What Is the Biologic Fate of Carbon Tetrachloride in the Body?

Learning Objective

After completing this section, you will be able to

  • Describe the characteristics of carbon tetrachloride (CCl4) metabolism.

CCl4 is well absorbed from the respiratory and gastrointestinal tracts. Dermal absorption of liquid is possible, but dermal absorption of the vapor is limited. Absorbed CCl4 is distributed throughout the whole body, with highest concentrations in liver, brain, kidney, muscle, fat, and blood.

CCl4 is primarily metabolized in the liver, where it is transformed by cytochrome P450 enzymes to a toxic metabolite.

Any unchanged parent compound is eliminated primarily in exhaled air.


Pulmonary: Absorption from the lung was estimated to be about 60% in humans [Lehmann and Schmidt-Kehl 1936; Astrand 1975].

Gastrointestinal: Results from several animal studies have shown that CCl4 is rapidly and extensively absorbed from the gastrointestinal tract [Paul et al. 1963; Kim et al. 1990].

Dermal: Liquid CCl4 is readily absorbed through the skin of humans. A study showed that immersion of both hands in liquid CCl4 for 30 minutes would yield an exposure equivalent to breathing 100-500 ppm for 30 minutes [Stewart and Dodd 1964].


CCl4 is distributed to all organs [Bergman 1983; Paustenbach et al. 1986], and concentrates in the

  • Fat,
  • Liver,
  • Bone marrow,
  • Adrenals,
  • Blood,
  • Brain,
  • Spinal cord, and
  • Kidney.

Carbon tetrachloride is metabolized primarily in the liver.

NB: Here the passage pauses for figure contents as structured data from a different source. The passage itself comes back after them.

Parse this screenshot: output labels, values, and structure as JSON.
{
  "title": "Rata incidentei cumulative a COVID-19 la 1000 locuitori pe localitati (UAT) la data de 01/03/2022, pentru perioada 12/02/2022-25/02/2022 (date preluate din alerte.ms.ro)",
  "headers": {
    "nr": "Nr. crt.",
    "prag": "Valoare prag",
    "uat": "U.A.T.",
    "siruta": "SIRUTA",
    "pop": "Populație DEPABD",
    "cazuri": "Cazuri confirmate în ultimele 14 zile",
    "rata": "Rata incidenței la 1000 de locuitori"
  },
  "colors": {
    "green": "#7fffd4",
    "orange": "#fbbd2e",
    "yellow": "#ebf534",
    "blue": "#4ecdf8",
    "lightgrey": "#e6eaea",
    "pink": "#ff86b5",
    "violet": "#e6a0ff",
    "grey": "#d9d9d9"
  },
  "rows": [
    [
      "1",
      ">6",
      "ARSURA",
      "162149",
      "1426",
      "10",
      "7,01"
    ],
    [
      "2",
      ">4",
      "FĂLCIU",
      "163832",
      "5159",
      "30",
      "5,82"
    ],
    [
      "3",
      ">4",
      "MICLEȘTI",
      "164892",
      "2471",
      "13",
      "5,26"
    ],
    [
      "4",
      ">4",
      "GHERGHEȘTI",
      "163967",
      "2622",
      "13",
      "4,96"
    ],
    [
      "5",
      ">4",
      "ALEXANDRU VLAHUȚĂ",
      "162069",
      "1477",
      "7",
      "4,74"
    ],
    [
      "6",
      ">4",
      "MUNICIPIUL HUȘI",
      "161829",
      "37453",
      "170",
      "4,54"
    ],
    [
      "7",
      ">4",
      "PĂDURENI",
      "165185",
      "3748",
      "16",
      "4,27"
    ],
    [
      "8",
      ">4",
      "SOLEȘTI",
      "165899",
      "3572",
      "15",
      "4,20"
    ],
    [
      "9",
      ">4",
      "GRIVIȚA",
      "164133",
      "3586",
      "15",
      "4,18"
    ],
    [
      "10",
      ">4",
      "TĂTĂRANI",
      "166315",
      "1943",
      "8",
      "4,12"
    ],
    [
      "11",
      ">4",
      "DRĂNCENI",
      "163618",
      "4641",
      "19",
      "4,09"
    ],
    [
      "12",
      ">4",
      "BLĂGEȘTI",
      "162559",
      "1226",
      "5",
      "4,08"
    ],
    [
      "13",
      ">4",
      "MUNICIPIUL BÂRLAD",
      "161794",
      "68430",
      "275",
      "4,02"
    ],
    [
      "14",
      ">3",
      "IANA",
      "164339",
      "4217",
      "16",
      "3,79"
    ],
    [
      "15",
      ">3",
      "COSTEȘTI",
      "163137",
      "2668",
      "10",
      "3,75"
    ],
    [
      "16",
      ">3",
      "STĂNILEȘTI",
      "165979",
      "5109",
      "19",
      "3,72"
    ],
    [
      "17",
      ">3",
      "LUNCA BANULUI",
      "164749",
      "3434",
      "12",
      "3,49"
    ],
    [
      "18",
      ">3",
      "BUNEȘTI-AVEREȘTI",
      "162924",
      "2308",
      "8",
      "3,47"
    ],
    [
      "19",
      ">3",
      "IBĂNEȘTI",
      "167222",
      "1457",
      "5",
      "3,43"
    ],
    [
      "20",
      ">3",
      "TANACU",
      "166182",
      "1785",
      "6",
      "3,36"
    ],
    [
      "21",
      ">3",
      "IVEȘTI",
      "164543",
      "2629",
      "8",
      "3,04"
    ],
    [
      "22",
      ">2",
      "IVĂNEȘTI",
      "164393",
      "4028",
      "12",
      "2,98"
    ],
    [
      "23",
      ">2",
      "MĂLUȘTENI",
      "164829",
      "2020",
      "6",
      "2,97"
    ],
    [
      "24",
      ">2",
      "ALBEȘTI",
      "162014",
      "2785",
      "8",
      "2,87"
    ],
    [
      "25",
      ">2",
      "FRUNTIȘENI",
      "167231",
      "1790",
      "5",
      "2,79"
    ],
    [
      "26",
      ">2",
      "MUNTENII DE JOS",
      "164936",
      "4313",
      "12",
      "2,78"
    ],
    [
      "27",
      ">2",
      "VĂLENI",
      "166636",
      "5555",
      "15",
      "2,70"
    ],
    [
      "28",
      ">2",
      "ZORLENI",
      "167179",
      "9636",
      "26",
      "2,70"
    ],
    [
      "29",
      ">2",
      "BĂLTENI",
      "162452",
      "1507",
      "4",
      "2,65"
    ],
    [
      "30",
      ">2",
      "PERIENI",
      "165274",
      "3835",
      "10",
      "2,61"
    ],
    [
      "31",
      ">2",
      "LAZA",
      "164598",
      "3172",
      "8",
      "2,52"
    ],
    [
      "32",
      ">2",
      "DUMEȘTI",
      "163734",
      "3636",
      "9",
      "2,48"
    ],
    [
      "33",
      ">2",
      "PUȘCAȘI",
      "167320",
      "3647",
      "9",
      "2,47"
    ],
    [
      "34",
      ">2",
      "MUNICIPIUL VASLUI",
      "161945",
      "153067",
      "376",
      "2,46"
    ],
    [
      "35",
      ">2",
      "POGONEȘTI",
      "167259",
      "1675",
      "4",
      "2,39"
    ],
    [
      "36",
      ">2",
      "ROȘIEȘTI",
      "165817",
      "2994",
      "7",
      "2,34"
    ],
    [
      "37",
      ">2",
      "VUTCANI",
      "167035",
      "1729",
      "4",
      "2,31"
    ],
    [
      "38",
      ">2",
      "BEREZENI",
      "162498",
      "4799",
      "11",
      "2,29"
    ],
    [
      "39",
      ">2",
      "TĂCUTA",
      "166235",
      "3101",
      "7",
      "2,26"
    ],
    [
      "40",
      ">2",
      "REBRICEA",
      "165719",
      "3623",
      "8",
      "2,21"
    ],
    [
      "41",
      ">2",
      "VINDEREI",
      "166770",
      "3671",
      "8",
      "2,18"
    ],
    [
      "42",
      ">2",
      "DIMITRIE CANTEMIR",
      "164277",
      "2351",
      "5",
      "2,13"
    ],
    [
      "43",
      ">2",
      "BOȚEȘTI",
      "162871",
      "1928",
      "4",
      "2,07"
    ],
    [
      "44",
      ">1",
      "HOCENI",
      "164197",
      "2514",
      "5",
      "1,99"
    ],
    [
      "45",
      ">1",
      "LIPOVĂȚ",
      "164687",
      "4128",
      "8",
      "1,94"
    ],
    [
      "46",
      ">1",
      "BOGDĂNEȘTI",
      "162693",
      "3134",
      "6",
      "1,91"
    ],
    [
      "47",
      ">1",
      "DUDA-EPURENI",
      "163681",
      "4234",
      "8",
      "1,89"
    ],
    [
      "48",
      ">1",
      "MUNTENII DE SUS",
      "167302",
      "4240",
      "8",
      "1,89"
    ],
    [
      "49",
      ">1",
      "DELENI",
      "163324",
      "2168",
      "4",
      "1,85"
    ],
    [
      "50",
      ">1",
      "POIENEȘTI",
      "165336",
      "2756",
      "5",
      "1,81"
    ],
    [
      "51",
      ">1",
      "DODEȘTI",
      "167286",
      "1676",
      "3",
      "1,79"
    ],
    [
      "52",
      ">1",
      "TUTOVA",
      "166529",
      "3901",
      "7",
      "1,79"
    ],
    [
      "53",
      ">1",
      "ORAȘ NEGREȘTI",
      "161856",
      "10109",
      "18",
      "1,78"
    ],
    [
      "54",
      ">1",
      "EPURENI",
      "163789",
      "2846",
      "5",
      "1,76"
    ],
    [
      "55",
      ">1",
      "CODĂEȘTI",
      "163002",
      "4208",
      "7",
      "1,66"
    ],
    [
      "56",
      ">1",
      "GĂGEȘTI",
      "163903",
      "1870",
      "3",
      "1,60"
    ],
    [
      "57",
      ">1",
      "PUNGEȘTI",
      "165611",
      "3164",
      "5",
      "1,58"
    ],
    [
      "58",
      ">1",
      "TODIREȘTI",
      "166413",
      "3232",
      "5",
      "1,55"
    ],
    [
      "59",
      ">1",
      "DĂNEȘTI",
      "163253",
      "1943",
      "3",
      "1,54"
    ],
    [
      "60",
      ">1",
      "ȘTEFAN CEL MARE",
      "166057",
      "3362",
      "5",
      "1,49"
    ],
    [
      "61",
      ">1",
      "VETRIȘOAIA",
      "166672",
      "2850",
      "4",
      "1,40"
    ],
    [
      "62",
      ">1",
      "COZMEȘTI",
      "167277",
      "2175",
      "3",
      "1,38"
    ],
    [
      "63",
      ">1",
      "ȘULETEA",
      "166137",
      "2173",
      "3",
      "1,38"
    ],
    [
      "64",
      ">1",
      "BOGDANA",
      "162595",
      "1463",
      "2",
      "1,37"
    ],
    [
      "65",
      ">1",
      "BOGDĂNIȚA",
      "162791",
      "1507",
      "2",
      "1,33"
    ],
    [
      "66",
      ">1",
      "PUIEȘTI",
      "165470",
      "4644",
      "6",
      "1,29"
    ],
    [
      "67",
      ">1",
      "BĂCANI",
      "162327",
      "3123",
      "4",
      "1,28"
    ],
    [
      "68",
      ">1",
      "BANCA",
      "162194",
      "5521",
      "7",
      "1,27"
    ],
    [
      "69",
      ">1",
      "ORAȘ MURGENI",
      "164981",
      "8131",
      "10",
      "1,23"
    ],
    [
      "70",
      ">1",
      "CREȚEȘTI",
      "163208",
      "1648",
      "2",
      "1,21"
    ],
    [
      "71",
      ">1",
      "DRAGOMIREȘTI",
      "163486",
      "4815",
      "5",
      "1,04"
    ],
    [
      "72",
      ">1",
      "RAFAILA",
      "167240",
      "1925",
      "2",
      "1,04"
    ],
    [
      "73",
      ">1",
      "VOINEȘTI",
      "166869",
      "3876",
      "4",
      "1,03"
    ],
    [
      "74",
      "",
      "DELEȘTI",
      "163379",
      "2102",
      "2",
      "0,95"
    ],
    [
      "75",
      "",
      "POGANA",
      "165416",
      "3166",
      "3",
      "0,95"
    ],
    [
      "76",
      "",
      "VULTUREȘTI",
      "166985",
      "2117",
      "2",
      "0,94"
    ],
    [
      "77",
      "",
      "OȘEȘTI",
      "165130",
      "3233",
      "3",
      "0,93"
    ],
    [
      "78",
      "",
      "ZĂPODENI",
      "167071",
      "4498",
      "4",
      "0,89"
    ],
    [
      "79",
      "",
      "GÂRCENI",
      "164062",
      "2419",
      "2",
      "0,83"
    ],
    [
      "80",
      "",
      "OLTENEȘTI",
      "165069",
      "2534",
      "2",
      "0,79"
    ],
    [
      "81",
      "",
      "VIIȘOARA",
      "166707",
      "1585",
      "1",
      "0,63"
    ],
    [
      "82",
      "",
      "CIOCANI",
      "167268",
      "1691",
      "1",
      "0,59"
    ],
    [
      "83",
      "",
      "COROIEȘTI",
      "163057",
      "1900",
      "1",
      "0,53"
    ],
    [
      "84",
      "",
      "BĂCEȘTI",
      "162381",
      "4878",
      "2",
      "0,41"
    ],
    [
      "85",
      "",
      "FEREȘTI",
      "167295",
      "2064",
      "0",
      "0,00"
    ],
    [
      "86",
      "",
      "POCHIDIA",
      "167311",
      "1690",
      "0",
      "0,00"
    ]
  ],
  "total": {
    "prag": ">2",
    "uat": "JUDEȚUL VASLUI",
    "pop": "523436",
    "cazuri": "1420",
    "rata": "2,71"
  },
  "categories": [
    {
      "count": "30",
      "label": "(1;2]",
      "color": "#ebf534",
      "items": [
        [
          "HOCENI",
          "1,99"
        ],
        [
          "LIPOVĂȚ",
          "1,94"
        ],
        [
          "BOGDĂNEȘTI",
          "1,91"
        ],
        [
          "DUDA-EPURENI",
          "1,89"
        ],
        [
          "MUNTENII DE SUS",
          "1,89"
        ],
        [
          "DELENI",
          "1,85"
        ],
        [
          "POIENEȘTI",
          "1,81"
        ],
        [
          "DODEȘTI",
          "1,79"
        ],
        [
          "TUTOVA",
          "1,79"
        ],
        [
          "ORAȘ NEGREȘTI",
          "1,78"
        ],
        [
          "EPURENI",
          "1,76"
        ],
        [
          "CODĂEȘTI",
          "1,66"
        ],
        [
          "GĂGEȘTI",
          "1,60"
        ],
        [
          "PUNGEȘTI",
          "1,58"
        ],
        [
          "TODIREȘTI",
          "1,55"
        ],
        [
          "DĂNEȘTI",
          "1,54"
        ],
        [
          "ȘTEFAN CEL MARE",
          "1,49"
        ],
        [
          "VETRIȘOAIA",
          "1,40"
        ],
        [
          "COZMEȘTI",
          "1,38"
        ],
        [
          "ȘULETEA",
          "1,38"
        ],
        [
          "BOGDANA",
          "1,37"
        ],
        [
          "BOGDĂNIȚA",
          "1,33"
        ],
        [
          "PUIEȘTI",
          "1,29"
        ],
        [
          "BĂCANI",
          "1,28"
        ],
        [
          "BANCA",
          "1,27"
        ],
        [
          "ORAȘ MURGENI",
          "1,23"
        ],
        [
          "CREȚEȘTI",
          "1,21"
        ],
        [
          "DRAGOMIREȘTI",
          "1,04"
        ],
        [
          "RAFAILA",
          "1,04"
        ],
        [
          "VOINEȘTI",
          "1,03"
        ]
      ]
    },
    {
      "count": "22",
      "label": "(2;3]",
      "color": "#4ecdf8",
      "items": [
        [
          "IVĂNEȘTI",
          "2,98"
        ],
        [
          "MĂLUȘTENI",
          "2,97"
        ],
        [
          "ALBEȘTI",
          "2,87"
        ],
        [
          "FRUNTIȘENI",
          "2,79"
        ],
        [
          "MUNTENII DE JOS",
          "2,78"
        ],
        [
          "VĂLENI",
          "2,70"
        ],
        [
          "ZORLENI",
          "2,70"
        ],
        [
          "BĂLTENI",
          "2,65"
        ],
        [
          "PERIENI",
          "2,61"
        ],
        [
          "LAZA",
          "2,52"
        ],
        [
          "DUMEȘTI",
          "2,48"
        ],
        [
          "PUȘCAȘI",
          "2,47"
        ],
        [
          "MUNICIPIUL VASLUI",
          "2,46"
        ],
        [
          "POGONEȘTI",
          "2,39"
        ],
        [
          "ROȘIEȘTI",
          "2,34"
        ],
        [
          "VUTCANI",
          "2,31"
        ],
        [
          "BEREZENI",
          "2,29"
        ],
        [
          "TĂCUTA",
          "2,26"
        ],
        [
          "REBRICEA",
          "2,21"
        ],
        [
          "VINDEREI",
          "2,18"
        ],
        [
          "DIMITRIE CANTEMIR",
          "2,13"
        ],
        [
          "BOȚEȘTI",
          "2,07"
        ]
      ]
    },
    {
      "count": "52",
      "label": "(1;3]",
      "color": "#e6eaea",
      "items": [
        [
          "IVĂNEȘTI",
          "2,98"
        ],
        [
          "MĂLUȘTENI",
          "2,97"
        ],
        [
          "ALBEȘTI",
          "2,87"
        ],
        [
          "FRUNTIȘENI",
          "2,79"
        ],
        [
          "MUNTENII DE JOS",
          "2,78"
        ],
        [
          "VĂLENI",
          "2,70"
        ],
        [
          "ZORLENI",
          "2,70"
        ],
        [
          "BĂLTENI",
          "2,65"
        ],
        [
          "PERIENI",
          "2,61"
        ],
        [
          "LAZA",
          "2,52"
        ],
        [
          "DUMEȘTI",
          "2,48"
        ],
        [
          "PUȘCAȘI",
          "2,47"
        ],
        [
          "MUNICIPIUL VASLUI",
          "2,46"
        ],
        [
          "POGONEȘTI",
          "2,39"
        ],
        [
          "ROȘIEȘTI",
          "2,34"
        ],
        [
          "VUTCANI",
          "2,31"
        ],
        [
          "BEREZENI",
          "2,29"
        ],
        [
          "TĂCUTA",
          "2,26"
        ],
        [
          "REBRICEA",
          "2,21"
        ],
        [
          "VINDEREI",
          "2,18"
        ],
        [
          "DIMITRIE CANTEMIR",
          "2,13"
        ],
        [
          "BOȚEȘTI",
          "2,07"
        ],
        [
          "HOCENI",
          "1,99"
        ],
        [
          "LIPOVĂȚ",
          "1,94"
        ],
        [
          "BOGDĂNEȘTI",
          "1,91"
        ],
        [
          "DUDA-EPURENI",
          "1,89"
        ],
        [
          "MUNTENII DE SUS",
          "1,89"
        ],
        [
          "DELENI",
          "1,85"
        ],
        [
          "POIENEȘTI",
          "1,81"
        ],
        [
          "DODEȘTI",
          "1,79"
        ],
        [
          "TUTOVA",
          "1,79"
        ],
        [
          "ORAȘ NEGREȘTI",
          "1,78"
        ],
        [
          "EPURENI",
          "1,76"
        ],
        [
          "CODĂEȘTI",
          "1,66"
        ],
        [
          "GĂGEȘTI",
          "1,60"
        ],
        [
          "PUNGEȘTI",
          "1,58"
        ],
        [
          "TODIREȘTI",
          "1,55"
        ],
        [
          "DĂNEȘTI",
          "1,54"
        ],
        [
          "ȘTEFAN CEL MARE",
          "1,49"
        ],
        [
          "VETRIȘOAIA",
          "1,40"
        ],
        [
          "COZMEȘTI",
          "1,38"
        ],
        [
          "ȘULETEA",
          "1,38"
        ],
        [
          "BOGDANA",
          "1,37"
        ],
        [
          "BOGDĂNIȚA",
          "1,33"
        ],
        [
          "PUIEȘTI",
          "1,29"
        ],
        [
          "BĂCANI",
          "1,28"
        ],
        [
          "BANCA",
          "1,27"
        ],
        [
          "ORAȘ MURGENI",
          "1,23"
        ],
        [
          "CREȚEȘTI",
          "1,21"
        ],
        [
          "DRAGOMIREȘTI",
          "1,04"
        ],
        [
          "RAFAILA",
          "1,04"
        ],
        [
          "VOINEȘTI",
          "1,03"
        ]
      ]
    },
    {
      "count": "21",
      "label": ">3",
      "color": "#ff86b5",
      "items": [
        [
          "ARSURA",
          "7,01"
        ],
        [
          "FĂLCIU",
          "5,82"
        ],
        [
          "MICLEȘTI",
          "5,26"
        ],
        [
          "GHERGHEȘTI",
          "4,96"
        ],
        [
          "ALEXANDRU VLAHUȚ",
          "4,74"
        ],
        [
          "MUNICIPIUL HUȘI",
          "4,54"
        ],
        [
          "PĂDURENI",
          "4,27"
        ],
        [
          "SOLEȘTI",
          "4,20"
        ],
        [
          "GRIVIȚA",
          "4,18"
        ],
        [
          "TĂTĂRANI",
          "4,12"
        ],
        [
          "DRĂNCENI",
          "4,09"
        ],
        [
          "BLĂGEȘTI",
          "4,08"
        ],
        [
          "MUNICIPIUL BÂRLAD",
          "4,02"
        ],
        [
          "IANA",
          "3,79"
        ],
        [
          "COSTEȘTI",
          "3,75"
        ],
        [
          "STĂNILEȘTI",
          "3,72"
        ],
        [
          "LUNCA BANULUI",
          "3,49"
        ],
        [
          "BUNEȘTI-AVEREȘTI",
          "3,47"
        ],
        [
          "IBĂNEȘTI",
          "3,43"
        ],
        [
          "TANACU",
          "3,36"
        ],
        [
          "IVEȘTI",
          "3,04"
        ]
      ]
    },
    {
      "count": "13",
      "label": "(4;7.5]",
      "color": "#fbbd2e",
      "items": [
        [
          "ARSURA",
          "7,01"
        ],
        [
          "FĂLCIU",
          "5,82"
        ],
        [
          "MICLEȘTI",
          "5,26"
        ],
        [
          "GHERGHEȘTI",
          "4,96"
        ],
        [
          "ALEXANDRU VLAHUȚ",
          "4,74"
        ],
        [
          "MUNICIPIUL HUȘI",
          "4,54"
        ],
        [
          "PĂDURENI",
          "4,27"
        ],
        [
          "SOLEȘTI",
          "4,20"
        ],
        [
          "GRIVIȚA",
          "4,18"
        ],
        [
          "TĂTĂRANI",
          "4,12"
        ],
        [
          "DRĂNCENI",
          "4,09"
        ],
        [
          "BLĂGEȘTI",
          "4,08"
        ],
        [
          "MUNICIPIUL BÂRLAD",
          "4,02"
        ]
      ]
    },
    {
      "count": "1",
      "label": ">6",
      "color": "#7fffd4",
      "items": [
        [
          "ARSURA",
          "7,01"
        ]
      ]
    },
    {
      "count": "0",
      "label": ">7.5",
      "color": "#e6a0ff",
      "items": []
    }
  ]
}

The first step in metabolism is a phase I dehalogenation reaction, which converts CCl4 to the trichloromethyl radical (CCl3). This reaction is governed primarily by the cytochrome P450 isoform CYP2E1, though additional isoforms such as CYP3A4 can also metabolize CCl4 when it is present in high concentrations [Slater 1984; Slater et al. 1985; Recknagel et al. 1989; Weber et al. 2003]. The centrilobular localization of CYP2E1 in the liver explains the histopathological findings of CCl4-induced liver damage, which will be discussed in the following section (“What Are the Toxicological Effects of Carbon Tetrachloride?”).

The CCl3 radical can have several different fates (see Figure 2). It might

  • React with intracellular molecules to cause lipid peroxidation and other forms of oxidative damage,
  • Be converted to the trichloromethyl peroxy radical, OOCCl3 [Weber et al. 2003],
  • Acquire a hydrogen atom to form chloroform (CHCl3),
  • Combine with other CCl3 radicals to form hexachloroethane (Cl3CCCl3), or
  • Be further metabolized to carbon dioxide (CO2) by successive oxidation reactions.

metabolic fates of CCI3

Figure 2.Common metabolic fates of CCl3.

One animal model estimates that 60% of an inhaled dose of CCl4 is metabolized, and the remaining 40% is excreted unchanged. Approximately 96% of this metabolized CCl4 generates free radicals, as described above; the remaining 4% is ultimately converted to CO2 [Paustenbach et al. 1988].


Animal studies evaluated elimination of carbon tetrachloride following oral or inhalation exposures. In rats receiving equivalent doses by inhalation or bolus gavage, terminal elimination half-lives (t1/2) were about 4 hours [EPA 2010].

In humans and animals exposed to carbon tetrachloride by any route, most of the unmetabolized parent compound is excreted in exhaled air. Animal studies show that volatile metabolites (such as chloroform [CHCl3]) are released in exhaled air, whereas its nonvolatile metabolites are excreted in feces and, to a lesser degree, in urine [EPA 2010].

Key Points
  • CCl4 is well-absorbed by inhalation, ingestion, and dermal absorption.
  • CCl4 is metabolized primarily in the liver to the trichloromethyl free radical (CCl3).
  • Approximately 40% of a CCl4 dose is eliminated unchanged in exhaled air.